In a first for the jurisdiction, Mourant Ozannes' Guernsey corporate and litigation teams have successfully opposed the sanction of a proposed scheme of arrangement in the Royal Court of Guernsey.
Mourant Ozannes acted for a minority shareholder in the takeover of Puma Brandenburg Limited (Puma). Puma was attempting to undertake a takeover of itself by implementing a selective share buyback under a scheme of arrangement mechanic. The scheme of arrangement, if sanctioned by the Royal Court, would have resulted in the majority shareholder (who is also a director) acquiring sole ownership of Puma for nil consideration paid by him. Minority shareholders would have received a 43.6% discount to the net asset value of Puma.

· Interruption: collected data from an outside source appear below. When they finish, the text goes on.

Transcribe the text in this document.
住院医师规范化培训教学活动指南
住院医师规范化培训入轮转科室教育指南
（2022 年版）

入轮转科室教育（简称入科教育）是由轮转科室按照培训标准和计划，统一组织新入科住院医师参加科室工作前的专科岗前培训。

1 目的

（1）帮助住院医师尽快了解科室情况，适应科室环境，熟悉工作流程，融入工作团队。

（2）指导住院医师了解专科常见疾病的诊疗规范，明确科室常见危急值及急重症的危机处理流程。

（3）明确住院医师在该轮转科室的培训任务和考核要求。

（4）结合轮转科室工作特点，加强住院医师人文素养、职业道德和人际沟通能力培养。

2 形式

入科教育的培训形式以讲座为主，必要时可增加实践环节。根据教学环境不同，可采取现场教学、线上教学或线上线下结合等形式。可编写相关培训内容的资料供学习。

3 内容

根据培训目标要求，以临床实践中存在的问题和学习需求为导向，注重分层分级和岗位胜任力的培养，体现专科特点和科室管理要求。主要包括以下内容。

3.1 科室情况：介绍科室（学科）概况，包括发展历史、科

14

At a number of hearings before the Royal Court, Mourant Ozannes contested the mechanics of the takeover, arguing that it was contrary to Guernsey law and was not a transaction that the Royal Court had jurisdiction to sanction. Additionally, it was argued that the Royal Court should refuse to sanction the scheme on discretionary grounds due, in part, to the insufficient nature of the scheme circular disclosure. In a judgment delivered on 24 February 2017, the Bailiff agreed that a scheme of arrangement cannot be used by a company to undertake a share buy-back where the shareholder does not consent to that sale. He went on to find that in any event, he would have rejected the scheme on the discretionary grounds.

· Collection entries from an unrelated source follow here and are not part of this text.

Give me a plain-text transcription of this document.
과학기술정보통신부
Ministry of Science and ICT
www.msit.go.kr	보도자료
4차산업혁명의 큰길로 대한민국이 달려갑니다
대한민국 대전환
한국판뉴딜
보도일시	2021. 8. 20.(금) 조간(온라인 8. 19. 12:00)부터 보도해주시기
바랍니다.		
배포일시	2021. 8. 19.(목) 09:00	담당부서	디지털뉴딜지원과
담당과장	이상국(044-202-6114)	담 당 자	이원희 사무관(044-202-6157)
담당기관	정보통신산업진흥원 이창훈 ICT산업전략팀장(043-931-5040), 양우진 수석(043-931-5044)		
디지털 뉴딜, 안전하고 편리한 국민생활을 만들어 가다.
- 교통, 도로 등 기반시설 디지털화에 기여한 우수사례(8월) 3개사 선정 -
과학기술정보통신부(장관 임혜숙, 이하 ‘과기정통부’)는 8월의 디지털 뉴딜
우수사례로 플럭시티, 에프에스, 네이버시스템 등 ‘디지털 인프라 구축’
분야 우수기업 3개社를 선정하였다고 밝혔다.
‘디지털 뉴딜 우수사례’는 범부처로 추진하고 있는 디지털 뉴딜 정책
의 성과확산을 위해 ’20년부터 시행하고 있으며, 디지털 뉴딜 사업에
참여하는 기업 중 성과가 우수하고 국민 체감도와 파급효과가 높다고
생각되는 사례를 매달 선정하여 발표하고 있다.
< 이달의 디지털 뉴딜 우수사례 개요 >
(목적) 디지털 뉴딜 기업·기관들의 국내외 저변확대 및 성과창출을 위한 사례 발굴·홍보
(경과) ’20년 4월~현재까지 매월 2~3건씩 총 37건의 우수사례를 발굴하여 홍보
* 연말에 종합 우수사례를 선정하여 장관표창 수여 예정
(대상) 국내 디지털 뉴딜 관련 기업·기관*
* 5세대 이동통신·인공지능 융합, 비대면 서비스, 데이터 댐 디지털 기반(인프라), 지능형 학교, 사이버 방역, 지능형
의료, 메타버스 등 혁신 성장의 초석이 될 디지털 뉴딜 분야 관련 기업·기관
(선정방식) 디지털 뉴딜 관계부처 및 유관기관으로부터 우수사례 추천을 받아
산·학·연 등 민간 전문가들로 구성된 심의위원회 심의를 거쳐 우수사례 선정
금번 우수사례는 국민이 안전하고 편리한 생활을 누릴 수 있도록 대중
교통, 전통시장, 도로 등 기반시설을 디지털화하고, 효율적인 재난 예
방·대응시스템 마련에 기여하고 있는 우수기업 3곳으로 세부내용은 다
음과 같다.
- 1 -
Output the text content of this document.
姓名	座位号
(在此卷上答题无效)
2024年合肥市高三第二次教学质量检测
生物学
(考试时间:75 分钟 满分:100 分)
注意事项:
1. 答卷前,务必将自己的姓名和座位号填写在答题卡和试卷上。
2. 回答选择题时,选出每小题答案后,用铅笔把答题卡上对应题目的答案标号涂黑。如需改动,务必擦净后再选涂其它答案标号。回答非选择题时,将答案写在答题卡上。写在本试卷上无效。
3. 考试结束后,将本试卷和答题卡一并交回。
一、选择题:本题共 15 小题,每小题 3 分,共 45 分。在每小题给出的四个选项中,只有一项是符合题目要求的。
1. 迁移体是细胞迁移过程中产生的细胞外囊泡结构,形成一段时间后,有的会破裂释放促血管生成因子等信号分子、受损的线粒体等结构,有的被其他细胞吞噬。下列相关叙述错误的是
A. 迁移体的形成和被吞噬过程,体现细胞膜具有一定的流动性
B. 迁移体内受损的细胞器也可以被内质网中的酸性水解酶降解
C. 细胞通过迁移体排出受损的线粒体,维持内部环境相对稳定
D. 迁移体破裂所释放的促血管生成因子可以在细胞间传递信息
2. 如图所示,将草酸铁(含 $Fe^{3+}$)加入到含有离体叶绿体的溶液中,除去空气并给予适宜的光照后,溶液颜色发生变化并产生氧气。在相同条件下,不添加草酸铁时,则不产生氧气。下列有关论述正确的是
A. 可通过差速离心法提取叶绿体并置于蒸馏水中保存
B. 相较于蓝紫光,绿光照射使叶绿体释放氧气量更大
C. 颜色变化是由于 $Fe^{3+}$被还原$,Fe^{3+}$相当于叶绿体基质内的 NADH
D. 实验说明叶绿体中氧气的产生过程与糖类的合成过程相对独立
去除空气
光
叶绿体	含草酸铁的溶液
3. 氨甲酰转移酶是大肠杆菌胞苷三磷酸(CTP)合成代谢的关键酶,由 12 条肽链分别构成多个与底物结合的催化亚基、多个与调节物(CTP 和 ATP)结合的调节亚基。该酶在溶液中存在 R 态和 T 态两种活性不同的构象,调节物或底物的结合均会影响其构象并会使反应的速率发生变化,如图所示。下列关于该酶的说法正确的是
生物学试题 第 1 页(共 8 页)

Not only did the success in defending this takeover achieve the desired result for the client, importantly, it reaffirmed the position under Guernsey law that specific statutory provisions cannot be overridden through the scheme mechanic and that minority protection rights against prejudicial behavior are able to be enforced, with effect.
The Mourant Ozannes team was led by Partners John Rochester and Abel Lyall, supported by Senior Associates Alex Davies and Jamie Bookless, Associates Ryan Hallett, Victoria Thomas and Sophie Williams and leading London counsel Andrew Thornton from Erskine Chambers.

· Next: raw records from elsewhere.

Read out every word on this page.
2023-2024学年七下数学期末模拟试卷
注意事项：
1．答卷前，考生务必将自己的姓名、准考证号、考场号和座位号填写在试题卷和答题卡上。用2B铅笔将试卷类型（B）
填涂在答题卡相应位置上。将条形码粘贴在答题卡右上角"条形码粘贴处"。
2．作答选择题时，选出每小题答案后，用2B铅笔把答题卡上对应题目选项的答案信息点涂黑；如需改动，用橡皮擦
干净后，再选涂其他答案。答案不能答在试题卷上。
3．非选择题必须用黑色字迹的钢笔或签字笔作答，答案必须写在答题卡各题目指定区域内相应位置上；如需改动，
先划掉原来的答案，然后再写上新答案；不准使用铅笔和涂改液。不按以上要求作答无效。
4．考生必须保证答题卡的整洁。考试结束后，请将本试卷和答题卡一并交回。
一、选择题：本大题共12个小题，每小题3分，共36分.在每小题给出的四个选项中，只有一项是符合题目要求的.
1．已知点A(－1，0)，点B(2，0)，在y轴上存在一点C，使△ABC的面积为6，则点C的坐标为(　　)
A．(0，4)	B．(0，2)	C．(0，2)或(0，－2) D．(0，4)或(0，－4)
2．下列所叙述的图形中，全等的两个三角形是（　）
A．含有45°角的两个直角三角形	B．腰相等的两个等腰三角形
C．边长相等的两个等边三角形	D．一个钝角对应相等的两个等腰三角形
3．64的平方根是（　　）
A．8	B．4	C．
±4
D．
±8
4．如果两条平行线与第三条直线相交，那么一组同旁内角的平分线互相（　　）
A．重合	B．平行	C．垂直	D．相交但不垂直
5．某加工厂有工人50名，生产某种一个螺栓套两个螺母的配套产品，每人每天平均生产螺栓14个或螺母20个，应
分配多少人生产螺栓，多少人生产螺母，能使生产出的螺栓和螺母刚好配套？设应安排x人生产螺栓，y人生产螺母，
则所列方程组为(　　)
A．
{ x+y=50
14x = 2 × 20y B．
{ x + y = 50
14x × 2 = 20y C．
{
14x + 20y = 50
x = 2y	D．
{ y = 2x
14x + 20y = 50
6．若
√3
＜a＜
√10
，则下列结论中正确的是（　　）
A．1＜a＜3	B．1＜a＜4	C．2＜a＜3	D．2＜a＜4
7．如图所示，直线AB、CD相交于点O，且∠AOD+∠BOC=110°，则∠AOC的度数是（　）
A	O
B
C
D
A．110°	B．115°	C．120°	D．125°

Advocate Lyall, who appeared for the minority shareholder, commented that: "I am pleased that our combined corporate and litigation teams were able to secure this great result for our client. The outcome demonstrates clearly that schemes of arrangement need careful construction to ensure compliance with statutory provisions and that the Royal Court will critically examine arrangements where the rights of minorities are placed at risk."
This transaction, together with other successful public and private takeovers in 2016, firmly establishes Mourant Ozannes as the leading legal advisor in the jurisdiction for high-level friendly and hostile mergers & acquisitions transactions.